Poza RZiS i bilansem warto też zwrócić uwagę na Rachunek Przepływów Pieniężnych (RPP). Bilansowa zmiana stanu środków pieniężnych wyniosła 211 mln zł i była o ponad 30 proc. niższa niż kwota wygenerowana w 2017 r.


Kondycja przedsiębiorstwa to nie tylko liczby zawarte w bilansie, RZiS czy RPP. Warto zajrzeć również do sprawozdania zarządu z działalności spółki oraz do not do sprawozdań finansowych. Opisy działań kierownictwa LOT-u już od lat ulegają skurczeniu. Obecny raport jest najkrótszym od 10 lat, bo zawiera jedynie 14 stron, ale nawet z tego krótkiego dokumentu można dowiedzieć się paru interesujących rzeczy.

Pieniądze to nie wszystko

W 2018 r. oferowanie (Available Seat Kilometer, ASK) w regularnych przewozach pasażerskich wzrosło w porównaniu do 2017 r. o 36,1 proc. Wzrost na kierunkach dalekodystansowych osiągnął 36,4 proc. Z kolei na średnim dystansie zanotowano dynamikę ASK w wysokości 38,1 proc. Jedynie wzrost oferowania na trasach krajowych był skromniejszy, bo wyniósł 10,7 proc. W 2018 r. LOT przewiózł w rejsach regularnych ponad 8,67 mln pasażerów płatnych. Jest to ponad 27 proc. więcej niż w 2017 r. Wzrost liczby pasażerów płatnych na poszczególnych zasięgach był mniejszy niż wzrost oferowania i kształtował się następująco: daleki zasięg 34,1 proc., średni zasięg 31,8 proc., kraj 10,1 proc. Zwraca uwagę różnica, aż 6,3 punktu procentowego pomiędzy wzrostem oferowania, a rzeczywistym wzrostem przewozów na średnim zasięgu. Te rezultaty musiały w konsekwencji doprowadzić do spadku wskaźników wypełnienia miejsc (load factor, LF i seat factor, SF), których wartości spółka nie podała do publicznej wiadomości.

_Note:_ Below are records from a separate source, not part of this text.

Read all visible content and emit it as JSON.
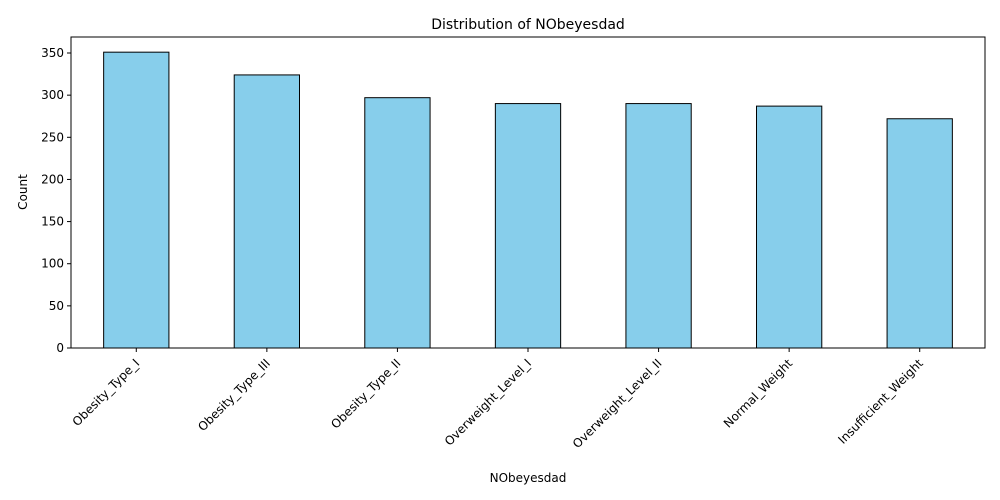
{
  "chart_data": {
    "type": "bar",
    "title": "Distribution of NObeyesdad",
    "xlabel": "NObeyesdad",
    "ylabel": "Count",
    "categories": [
      "Obesity_Type_I",
      "Obesity_Type_III",
      "Obesity_Type_II",
      "Overweight_Level_I",
      "Overweight_Level_II",
      "Normal_Weight",
      "Insufficient_Weight"
    ],
    "values": [
      351,
      324,
      297,
      290,
      290,
      287,
      272
    ],
    "ylim": [
      0,
      369
    ],
    "yticks": [
      0,
      50,
      100,
      150,
      200,
      250,
      300,
      350
    ],
    "bar_color": "#87CEEB",
    "edge_color": "#000000",
    "grid": false,
    "xtick_rotation": 45
  }
}
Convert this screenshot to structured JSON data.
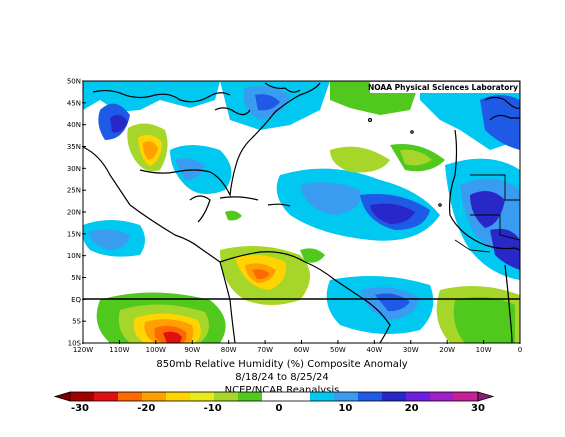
{
  "map": {
    "credit": "NOAA Physical Sciences Laboratory",
    "title_line1": "850mb Relative Humidity (%) Composite Anomaly",
    "title_line2": "8/18/24  to 8/25/24",
    "title_line3": "NCEP/NCAR Reanalysis",
    "lat_labels": [
      "50N",
      "45N",
      "40N",
      "35N",
      "30N",
      "25N",
      "20N",
      "15N",
      "10N",
      "5N",
      "EQ",
      "5S",
      "10S"
    ],
    "lon_labels": [
      "120W",
      "110W",
      "100W",
      "90W",
      "80W",
      "70W",
      "60W",
      "50W",
      "40W",
      "30W",
      "20W",
      "10W",
      "0"
    ],
    "extent": {
      "lon_min": -120,
      "lon_max": 0,
      "lat_min": -10,
      "lat_max": 50
    }
  },
  "colorbar": {
    "labels": [
      "-30",
      "-20",
      "-10",
      "0",
      "10",
      "20",
      "30"
    ],
    "colors": [
      "#a50000",
      "#e01010",
      "#ff6a00",
      "#ffa000",
      "#ffd400",
      "#e8ea1a",
      "#a6d62a",
      "#50c81e",
      "#ffffff",
      "#ffffff",
      "#00c8f0",
      "#3a9cf0",
      "#1e5ae6",
      "#2828c8",
      "#6e1ee0",
      "#a01ec8",
      "#c81e96"
    ]
  }
}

LOT prowadzi sprzedaż korzystając z pośrednich (agenci sprzedaży) i bezpośrednich (własne biura lotniskowe i miejskie, lot.com oraz call center) kanałów sprzedaży. Według spółki udział kanału internetowego wzrasta średnio rok do roku o 2,5 punkty procentowe, przy jednoczesnym spadku wagi pozostałych typów sprzedaży. Narodowy przewoźnik jest obecny na 40 rynkach, a najważniejszymi z nich są Polska (33 proc. całej sprzedaży), Stany Zjednoczone, Niemcy, Korea Południowa, Wielka Brytania, Szwecja oraz Kanada.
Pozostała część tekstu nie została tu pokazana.